What Brought you to Create Theodo?
The first startup that we launched at the end of our studies with Benoit was Allomatch. Allomatch is the website to find venues to watch sports in bars and restaurants. It was an amazing project and we started in 2007. But after 1 year and a half we realized that it wasn’t as big or it couldn’t become as big as we expected. So we started thinking about the next step.
One thing we had, was an amazing engineering team. We were surrounded by other startups that didn’t have that kind of capability. So that’s when we decided to launch Theodo and help startups build web and mobile applications.
Did you Meet any Challenges?
We were quickly recognized for our tech expertise which helped us grow, not only with startups but also with SMEs and Corporates. One thing we realized fairly quickly was that IT services is very hard and it’s a very long process. The normal way of doing it is usually to spend a lot of time doing specification and then trying to build these specifications and then realizing that’s not exactly what you wanted. So we were very frustrated with this and we also realized that our client were not amazingly satisfied even though we were putting a lot of energy in the project. That’s when we discovered Lean and completely changed our way of working. We started completely removing the specification phase, went directly into the building phase but with the client inside the team, releasing every week. That was not only so much more effective from our point of view but it also made the client super happy. That’s really when the growth of Theodo started at the time we were doing 1 million turnover and now, five years later we are doing 21 million turnover.
My second challenge is when we decided to grow abroad and grow the company internationally. Until then we had actually achieved all this growth together, Benoit and I. And when we decided to open an office in London, we decided to do it in a bit more separate way so I became the leader of the UK office and Benoit stayed in Paris. I had been, until then, the CTO, so primarily focused with tech, tech related things, including recruitment. Being the CEO of the UK was a big challenge for me. I had to learn and discover all the things I had to learn about like management and sales. It took me some time but it was a very rewarding journey.
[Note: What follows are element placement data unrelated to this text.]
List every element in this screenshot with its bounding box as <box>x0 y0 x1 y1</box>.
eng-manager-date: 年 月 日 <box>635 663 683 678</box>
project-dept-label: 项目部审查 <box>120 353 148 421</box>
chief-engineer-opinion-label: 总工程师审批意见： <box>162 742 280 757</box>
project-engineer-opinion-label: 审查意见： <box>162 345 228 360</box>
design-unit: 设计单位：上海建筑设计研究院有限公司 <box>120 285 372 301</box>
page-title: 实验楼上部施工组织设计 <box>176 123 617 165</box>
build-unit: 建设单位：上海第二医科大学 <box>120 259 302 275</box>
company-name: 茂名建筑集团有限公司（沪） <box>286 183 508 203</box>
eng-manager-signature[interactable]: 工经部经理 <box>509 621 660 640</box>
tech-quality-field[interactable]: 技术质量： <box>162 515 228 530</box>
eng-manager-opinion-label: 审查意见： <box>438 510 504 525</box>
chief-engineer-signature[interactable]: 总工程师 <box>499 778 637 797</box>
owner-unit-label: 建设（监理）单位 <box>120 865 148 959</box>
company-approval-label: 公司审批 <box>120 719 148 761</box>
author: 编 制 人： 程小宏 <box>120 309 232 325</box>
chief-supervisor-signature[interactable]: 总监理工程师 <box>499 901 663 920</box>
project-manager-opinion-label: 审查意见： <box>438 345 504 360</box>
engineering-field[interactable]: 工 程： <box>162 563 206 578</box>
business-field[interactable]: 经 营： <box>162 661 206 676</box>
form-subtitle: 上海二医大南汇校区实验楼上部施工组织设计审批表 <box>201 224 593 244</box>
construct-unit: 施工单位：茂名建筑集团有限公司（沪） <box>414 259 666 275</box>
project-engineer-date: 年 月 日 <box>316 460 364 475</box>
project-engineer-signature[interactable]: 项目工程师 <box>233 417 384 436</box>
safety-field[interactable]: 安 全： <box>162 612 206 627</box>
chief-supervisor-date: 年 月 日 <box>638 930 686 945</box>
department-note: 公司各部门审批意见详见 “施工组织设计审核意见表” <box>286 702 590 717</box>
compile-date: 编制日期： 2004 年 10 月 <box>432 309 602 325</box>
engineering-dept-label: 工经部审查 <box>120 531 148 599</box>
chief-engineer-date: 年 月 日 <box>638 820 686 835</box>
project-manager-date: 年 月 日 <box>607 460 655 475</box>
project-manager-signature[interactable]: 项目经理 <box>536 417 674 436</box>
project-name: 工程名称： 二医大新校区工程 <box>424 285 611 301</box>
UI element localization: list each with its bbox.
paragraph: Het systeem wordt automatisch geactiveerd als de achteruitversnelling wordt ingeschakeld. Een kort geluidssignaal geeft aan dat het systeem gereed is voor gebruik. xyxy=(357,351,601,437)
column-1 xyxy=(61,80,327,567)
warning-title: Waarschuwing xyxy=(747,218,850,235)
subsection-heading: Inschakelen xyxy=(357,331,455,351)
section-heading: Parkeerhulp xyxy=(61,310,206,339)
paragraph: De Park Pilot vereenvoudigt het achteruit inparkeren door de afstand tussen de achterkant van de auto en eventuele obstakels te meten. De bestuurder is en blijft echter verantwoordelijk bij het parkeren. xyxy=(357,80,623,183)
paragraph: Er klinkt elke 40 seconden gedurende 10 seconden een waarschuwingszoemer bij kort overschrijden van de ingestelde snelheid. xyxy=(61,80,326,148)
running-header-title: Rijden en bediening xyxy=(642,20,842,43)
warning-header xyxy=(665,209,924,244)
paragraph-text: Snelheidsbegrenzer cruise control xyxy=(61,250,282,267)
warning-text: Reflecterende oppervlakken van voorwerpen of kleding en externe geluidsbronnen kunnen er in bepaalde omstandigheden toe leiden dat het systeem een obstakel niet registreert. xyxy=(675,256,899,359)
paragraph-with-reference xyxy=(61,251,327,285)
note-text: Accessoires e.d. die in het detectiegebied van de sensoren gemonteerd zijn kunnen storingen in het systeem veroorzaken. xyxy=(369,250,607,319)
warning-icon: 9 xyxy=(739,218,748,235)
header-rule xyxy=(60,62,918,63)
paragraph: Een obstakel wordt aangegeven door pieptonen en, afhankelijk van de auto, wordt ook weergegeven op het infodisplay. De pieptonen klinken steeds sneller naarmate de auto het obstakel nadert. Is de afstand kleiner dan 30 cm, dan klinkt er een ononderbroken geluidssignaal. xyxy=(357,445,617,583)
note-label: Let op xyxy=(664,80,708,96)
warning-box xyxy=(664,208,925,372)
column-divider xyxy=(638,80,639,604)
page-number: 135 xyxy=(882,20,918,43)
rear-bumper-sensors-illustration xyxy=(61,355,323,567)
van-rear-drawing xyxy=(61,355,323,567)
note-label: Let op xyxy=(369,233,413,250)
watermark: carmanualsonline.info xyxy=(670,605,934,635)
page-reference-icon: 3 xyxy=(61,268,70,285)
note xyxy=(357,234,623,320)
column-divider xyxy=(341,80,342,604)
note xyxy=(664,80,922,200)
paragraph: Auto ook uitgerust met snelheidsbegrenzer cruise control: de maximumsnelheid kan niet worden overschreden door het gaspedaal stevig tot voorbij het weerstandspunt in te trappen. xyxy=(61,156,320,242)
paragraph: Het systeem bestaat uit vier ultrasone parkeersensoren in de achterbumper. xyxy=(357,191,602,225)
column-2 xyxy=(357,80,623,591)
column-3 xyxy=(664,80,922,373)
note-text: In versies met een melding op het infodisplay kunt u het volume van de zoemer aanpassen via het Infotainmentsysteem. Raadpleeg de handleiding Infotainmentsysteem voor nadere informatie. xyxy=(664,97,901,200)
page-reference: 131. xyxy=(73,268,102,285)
London is very international but it is still also very British. So in terms of management it can be quite a surprise specially if you come from a Latin country like France. The kind of management style that we are used to in France can make Brits go completely red. Be careful about that and learn to say things with a bit more subtly then you might have been used to.
Any Entrepreneurial Advice?
I can give three tips. The first one, I would say, is trying to find networks that you can join. It can be the network of people of the same nationality, same country or it can be networks about common passions. For example for me, because I’m French I jointed French Connect London, it is an amazing network. I also joined the British Chamber of Commerce which was also a very good network and then I joined a few other networks that were more tech related.
My second advice once you start having a network and therefore can find clients and partners, it’s certainly to live on site. Even though London is a very international city it is also a very British city, which means that you need to understand the British culture and that it’s impossible if you don’t live on site and interact with British people on a daily basis.
My third tip, once you understand how the British culture works, then you are ready to hire local. The UK is also very international but having British people on your team will make a huge difference in signing clients and growing the company there.